Unless someone comes along and says “lower number better” for the AI checker I wouldn’t even begin to worry about it.
"Digital Age"
Ask an AI anything about the modern internet and it will desperately try to add “Digital Age” to whatever it is writing.
“Because no human being ever used the word ‘devoid’, which was obviously created by software and not human beings,” claimed the CEO of Grammarly, Rahul Roy-Chowdhury, as he is clearly devoid of common sense.
I honestly think culture is already most of the way dead and simply hasn’t fallen over yet. 99% of “people” (quoted ’cause I’ve no idea how many are bots) I see writing anything online could be switched out for anyone else from those 99% and I wouldn’t be able to tell.
Add the fact all algorithms are geared toward “engagement”, and crown it with American “sensibilities” (read: their deathly fear of words arbitrarily deemed “bad” – like ‘fuck’ and ‘suicide’) and we end up with the cesspit that is YouTube, for example, and that’s before shit like a half-assed LLM ruining kids’ futures even enters the picture.
This’ll only get worse until US corporations are regulated. Which is to say it won’t, until and unless children of corpo-rats and/or politicians are affected.

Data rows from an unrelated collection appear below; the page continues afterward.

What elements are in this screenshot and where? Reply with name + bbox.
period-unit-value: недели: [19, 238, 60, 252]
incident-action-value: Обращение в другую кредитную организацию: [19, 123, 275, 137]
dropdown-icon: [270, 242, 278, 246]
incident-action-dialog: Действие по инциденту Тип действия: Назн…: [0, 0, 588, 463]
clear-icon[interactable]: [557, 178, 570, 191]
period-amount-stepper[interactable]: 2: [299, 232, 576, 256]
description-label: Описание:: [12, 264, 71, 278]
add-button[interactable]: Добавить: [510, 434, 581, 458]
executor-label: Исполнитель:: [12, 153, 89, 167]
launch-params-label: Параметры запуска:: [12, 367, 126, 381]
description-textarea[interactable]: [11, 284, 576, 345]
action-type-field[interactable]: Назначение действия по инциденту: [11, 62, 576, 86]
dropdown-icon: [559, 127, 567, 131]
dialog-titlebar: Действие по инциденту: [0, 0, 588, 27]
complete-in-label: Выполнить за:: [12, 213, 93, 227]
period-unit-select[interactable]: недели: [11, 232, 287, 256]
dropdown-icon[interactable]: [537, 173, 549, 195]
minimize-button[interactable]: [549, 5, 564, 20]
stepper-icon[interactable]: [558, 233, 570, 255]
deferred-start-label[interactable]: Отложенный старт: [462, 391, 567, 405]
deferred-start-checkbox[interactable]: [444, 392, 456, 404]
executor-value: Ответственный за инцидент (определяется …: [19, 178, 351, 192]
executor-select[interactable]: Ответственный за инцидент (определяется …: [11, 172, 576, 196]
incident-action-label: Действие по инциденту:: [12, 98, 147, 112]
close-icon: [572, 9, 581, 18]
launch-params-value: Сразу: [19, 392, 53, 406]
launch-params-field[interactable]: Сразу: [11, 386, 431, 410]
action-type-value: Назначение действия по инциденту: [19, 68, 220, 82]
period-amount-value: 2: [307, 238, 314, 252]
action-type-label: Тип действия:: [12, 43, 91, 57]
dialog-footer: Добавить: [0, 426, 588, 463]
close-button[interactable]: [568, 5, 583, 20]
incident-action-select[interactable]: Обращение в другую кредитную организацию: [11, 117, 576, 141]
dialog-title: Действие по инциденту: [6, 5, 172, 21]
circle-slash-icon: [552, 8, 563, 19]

Obviously, since you are a reporter, you are AI.
Your kid wrote an article, that is literally just the AI making a new AI to write an article(in this situation, called an “essay”
Are you that new “Turkey Sammich” LLM?
🙂
WE KNOW WHATS GOIN ON HERE!!!!!!!!!!
(This entire post is entirely a work of my own goofiness, any resemblance to reality or anyone else’s goofiness is coinkydinkimus)
When I was in high school about a decade ago we had to submit most of our essays via turnitin.com to check for plagiarism. Most teachers knew this was a joke and we all quickly learned to upload it, change any seemingly random sentences that it highlighted, then submit the paper. I think its real use was catching students in the same class copying each other, which I do recall happening a couple times. But shouldn’t teachers be able to do that one their own?
Anyways, I get why companies are trying to duplicate this mechanism for AI, but it really makes no sense to me. As it will likely be just as effective as general plagiarism detection -as this post proves- and has no intra-class benefit.